My divorce was final in September 2010, but the ED was not done at that time. I understand that my ex and I must go through mediation before going to court to settle this. How long can this process drag on? I seem to have issues with my attorney as well as my ex and his attorney. I appreciate any help.


You can file for ED at anytime prior to entry of the divorce. You must file for ED before the divorce is granted, so hopefully that was already filed in your case. A judge can order mediation in the event of a disputed ED before it is allowed to proceed to trial. If it isn’t settled in mediation, it will proceed to trial. How long this whole process takes varies, but it can be a year or longer.

The ED was filed before the divorce was finalized. I am concerned as to how long the process will take to get it resolved. My attorney says we “have” to do mediation before going to court, but it’s almost like a never ending process. Either ex’s attorney puts it off…or my attorney is putting it off. I don’t want this to drag out for years and that is what I am afraid of!

Thank you for your quick response.

Well, it can take a long time and no two cases are exactly alike. No one can guarantee you how long it will take. Attorneys’ fees are not typically recoverable in equitable distribution matters. There is a tiny loophole however in which you might be able to recover those fees in the form of sanctions, but this is rare and only applies when the court does find that the other party has (or attempted to) willfully obstructed or unreasonably delayed proceedings.

NCGS 50.21:

Upon motion of either party or upon the court’s own initiative, the court shall impose an appropriate sanction on a party when the court finds that:

(1) The party has willfully obstructed or unreasonably delayed, or has attempted to obstruct or unreasonably delay, discovery proceedings, including failure to make discovery pursuant to G.S. 1A‑1, Rule 37, or has willfully obstructed or unreasonably delayed or attempted to obstruct or unreasonably delay any pending equitable distribution proceeding, and

(2) The willful obstruction or unreasonable delay of the proceedings is or would be prejudicial to the interests of the opposing party.

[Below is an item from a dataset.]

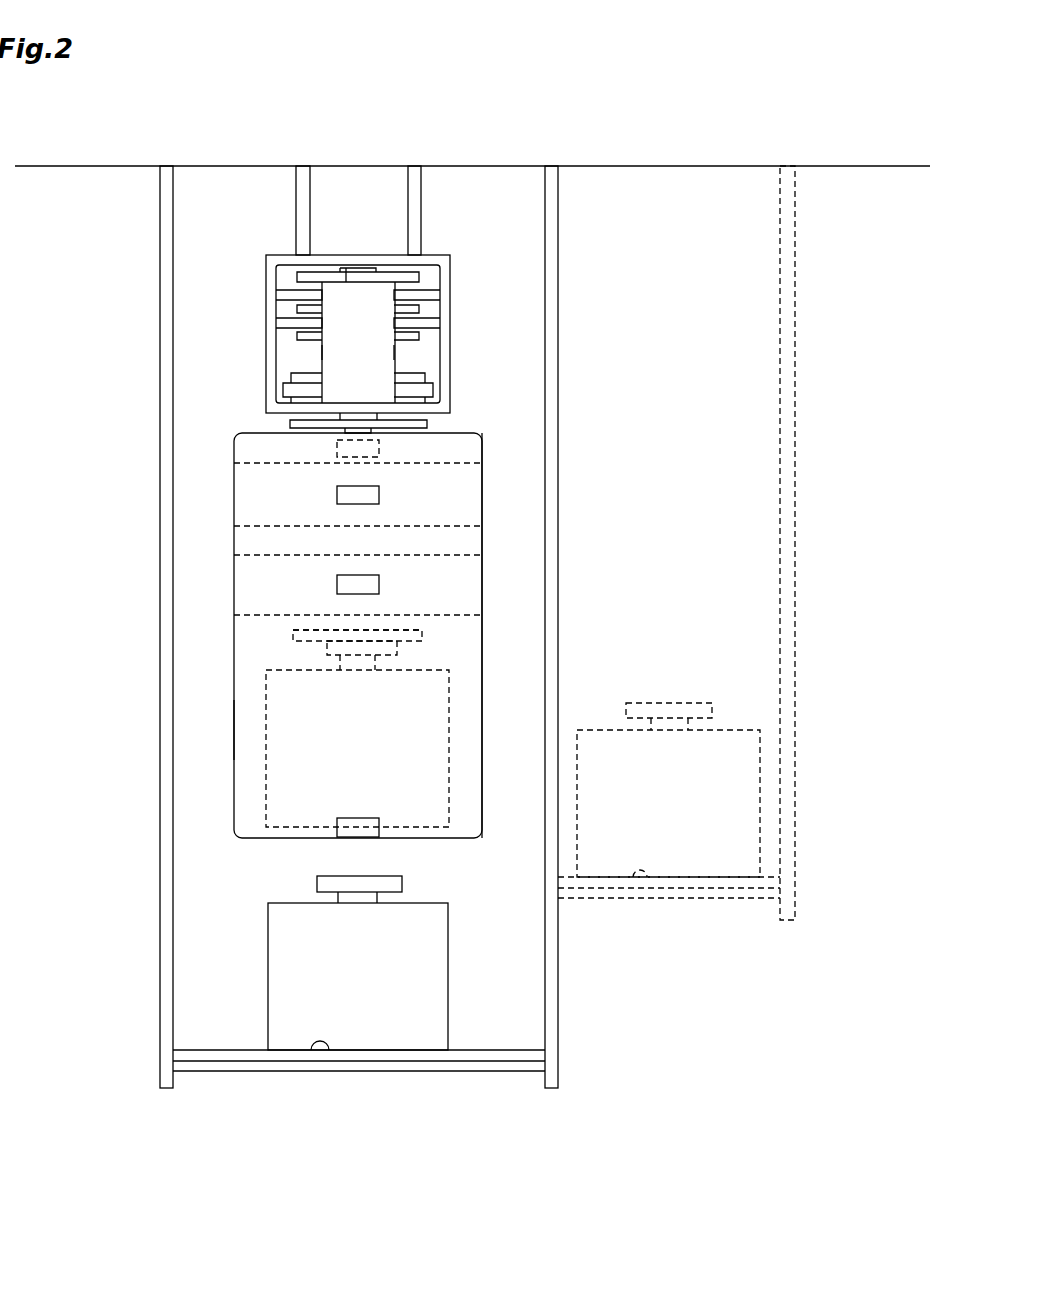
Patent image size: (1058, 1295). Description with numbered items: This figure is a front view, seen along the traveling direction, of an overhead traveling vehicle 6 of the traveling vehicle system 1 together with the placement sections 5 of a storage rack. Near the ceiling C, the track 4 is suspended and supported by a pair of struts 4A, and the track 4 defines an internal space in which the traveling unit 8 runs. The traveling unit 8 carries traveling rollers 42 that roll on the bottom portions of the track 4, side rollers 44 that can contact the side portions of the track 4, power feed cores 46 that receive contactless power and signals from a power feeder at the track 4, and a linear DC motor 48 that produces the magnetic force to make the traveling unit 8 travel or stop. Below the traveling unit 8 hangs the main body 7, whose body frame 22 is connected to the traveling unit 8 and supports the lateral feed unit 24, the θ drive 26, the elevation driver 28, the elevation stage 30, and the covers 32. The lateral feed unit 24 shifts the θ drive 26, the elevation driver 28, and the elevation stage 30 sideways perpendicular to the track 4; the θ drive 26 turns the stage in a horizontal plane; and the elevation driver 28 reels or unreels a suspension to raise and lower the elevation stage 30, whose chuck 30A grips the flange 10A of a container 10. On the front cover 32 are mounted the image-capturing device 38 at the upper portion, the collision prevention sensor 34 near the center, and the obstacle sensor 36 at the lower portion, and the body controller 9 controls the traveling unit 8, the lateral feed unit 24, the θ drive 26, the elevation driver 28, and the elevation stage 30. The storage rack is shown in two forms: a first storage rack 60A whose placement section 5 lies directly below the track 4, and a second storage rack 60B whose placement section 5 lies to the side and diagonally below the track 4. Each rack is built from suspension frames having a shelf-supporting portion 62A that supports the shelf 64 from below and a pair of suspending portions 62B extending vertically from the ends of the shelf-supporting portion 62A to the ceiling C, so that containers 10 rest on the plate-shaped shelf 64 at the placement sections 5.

Delay consented to by the parties is not grounds for sanctions. The sanction may include an order to pay the other party the amount of the reasonable expenses and damages incurred because of the willful obstruction or unreasonable delay, including a reasonable attorneys’ fee, and including appointment by the court, at the offending party’s expense, of an accountant, appraiser, or other expert whose services the court finds are necessary to secure in order for the discovery or other equitable distribution proceeding to be timely conducted.